Charleston tea cafe among latest closures announced as pandemic slows business
CHARLESTON, S.C. (WCSC) - A Charleston small business announced plans to close its doors at the end of the month after struggling with a take-out only business model.
Tapio, a boba tea café, opened six years ago, started by Terry Hung and his wife.
“The location that we are at is just not made for just take out, and that’s what we decided to do because we are taking this very serious,” Hung said. “Our place is designed for gatherings, people coming in and just hanging out.”
Tapio is located just off King Street on the corner of Spring Street and Coming Street.
Like many small businesses downtown, Tapio relies on foot traffic to grow and maintain their customer base. The coronavirus has severely limited the number of people walking around.
“We are starting to notice downtown has become slower. We have lost a significant amount of business if we were to compare it to last year,” Hung said. “I definitively think we would still be in business if it was not for COVID.”
Hung says the closure did not have to be an option. He says they planned on staying open for years to come, but there just was not enough customers or relief to make it happen.
“Mom and pop shops are closing. They’re not getting much help,” Hung said. “I believe a bigger stimulus package from the federal government would help.”
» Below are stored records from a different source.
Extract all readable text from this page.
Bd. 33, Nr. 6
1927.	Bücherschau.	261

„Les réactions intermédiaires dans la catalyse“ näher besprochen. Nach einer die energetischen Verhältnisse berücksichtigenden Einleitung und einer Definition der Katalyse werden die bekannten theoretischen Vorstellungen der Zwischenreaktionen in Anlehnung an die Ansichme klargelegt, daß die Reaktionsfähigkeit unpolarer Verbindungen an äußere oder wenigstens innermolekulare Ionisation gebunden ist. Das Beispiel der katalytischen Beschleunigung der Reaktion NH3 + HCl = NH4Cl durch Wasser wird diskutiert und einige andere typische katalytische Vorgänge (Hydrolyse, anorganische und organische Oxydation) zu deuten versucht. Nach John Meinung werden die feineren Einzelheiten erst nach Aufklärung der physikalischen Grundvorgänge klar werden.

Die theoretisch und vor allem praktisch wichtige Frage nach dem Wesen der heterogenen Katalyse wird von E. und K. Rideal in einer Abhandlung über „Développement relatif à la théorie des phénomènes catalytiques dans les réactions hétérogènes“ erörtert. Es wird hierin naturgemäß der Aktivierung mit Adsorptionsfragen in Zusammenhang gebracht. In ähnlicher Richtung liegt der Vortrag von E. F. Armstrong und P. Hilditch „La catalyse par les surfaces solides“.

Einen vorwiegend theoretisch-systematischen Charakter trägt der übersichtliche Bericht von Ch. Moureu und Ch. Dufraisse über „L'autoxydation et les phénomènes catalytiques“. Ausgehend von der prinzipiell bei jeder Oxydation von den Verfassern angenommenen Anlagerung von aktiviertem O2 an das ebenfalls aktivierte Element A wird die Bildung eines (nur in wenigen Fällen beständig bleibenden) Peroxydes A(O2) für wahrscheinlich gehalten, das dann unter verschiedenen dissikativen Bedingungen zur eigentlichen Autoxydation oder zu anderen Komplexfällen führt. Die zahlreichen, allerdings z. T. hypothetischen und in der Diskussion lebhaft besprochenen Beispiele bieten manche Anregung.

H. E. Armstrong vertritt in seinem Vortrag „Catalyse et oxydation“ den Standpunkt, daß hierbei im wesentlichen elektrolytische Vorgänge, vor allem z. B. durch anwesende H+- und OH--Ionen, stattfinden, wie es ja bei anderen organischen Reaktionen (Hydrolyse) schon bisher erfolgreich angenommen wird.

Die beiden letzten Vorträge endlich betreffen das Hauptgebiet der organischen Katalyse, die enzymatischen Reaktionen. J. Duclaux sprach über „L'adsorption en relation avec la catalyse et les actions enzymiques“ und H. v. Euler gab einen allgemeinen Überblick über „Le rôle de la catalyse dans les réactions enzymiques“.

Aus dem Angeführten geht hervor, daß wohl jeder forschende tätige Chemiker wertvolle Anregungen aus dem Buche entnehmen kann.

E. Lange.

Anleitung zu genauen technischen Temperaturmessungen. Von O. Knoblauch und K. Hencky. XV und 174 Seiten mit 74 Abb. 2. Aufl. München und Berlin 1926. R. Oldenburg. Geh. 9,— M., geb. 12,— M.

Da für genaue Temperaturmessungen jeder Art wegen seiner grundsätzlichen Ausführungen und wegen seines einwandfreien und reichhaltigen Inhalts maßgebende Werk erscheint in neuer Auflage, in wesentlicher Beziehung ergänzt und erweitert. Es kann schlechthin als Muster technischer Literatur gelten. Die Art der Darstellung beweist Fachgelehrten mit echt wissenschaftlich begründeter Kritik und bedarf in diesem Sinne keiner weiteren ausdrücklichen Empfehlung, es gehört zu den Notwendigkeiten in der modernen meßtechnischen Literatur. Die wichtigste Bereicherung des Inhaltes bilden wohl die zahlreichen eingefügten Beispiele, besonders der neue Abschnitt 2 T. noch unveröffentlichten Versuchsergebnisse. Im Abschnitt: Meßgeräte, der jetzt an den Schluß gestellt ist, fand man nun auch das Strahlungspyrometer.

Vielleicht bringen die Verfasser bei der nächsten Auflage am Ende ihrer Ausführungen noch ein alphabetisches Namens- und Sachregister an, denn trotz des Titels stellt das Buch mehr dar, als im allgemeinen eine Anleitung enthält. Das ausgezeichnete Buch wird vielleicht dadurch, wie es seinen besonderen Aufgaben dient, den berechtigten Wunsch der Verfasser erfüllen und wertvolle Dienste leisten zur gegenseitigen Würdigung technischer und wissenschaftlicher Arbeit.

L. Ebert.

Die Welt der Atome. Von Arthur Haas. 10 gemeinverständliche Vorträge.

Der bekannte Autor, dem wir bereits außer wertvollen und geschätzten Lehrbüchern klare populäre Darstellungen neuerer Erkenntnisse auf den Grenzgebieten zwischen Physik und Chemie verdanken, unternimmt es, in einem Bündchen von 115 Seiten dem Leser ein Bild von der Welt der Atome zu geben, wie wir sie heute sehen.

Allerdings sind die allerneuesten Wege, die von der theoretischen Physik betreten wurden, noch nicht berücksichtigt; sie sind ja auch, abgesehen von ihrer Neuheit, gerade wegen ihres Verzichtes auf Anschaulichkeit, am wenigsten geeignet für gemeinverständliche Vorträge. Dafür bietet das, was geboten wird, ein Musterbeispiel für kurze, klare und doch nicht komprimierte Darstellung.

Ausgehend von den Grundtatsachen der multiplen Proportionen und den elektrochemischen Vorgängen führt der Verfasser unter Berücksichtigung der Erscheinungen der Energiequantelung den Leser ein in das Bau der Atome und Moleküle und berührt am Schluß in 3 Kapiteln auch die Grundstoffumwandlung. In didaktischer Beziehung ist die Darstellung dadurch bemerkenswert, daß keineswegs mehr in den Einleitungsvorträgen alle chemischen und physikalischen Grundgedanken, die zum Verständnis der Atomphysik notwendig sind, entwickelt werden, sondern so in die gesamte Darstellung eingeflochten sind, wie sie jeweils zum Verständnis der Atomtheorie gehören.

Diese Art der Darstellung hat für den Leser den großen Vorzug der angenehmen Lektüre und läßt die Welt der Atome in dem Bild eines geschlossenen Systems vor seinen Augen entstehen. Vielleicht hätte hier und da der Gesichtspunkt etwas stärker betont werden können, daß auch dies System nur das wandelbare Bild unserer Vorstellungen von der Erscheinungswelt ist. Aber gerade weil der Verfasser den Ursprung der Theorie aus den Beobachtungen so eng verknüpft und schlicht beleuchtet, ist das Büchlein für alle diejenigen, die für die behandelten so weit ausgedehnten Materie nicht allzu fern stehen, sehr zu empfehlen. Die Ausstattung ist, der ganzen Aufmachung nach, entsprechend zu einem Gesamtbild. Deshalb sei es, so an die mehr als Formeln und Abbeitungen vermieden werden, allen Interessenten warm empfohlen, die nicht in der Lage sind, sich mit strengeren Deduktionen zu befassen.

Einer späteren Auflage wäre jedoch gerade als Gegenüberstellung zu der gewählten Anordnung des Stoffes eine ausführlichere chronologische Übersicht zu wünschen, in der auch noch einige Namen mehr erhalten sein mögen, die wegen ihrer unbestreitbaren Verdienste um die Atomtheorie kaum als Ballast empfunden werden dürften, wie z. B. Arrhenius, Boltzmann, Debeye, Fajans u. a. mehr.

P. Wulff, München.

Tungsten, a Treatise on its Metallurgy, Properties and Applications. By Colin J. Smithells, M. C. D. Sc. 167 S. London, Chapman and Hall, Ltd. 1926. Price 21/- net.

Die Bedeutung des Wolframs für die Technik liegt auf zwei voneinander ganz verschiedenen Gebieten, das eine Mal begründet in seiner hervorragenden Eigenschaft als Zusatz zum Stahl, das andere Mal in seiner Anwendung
Frank Knapp is the executive director of the South Carolina Small Business Chamber of Commerce. He says the economy needs additional help from Washington, especially the businesses who were not able to get assistance in the first round of benefits.
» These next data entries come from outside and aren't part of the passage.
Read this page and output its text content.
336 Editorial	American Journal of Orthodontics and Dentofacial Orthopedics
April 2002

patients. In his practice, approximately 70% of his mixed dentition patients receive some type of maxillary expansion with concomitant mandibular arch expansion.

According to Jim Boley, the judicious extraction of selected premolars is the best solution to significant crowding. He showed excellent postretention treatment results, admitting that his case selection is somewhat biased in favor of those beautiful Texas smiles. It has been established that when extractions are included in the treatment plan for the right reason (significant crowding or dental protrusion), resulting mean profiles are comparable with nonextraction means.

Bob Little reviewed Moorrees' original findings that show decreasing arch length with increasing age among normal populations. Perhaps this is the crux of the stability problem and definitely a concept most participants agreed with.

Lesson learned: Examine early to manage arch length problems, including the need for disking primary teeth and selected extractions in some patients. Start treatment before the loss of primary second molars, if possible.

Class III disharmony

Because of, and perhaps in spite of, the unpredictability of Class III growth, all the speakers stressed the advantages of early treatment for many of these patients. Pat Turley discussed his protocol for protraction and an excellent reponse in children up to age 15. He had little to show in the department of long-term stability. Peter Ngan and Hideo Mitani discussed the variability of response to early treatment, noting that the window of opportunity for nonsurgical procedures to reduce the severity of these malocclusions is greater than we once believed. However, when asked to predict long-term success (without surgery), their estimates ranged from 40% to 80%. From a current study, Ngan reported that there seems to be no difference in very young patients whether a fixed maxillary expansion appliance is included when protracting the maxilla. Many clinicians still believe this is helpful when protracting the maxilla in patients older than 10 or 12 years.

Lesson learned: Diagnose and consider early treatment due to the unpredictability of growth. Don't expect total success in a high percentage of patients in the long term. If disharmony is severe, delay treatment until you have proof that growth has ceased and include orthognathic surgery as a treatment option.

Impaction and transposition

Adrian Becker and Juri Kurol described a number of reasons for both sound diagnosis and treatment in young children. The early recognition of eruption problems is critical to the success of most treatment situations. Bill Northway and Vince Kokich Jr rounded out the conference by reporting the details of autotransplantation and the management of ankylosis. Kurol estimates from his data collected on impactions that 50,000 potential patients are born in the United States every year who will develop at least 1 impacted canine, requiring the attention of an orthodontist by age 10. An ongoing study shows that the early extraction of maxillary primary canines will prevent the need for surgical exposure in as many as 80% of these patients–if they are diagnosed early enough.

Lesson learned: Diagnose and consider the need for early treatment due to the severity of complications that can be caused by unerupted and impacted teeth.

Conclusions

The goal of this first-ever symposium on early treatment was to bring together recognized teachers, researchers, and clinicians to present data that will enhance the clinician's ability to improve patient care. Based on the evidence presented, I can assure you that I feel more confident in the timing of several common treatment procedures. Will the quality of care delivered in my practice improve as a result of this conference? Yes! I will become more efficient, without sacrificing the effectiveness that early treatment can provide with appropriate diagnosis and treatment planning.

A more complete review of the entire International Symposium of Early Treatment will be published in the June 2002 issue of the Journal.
“We have been without it since the beginning of August. Both small businesses haven’t had any help and the unemployed haven’t had any help,” Knapp said. “We are going to be teetering on going deeper into a recession if small businesses can’t stay alive with additional help”
Hung says losing small businesses, like Tapio, represents a loss in culture.
“Let’s support small business. It may cost a little bit more but they are the ones making the connection. I think we proved that without little tea shop,” Hung said. “The love and support from our customers has made us very humble.”
Hung has taken a new job and is looking to the future. He says if he does decide to start another business, it will not be in food.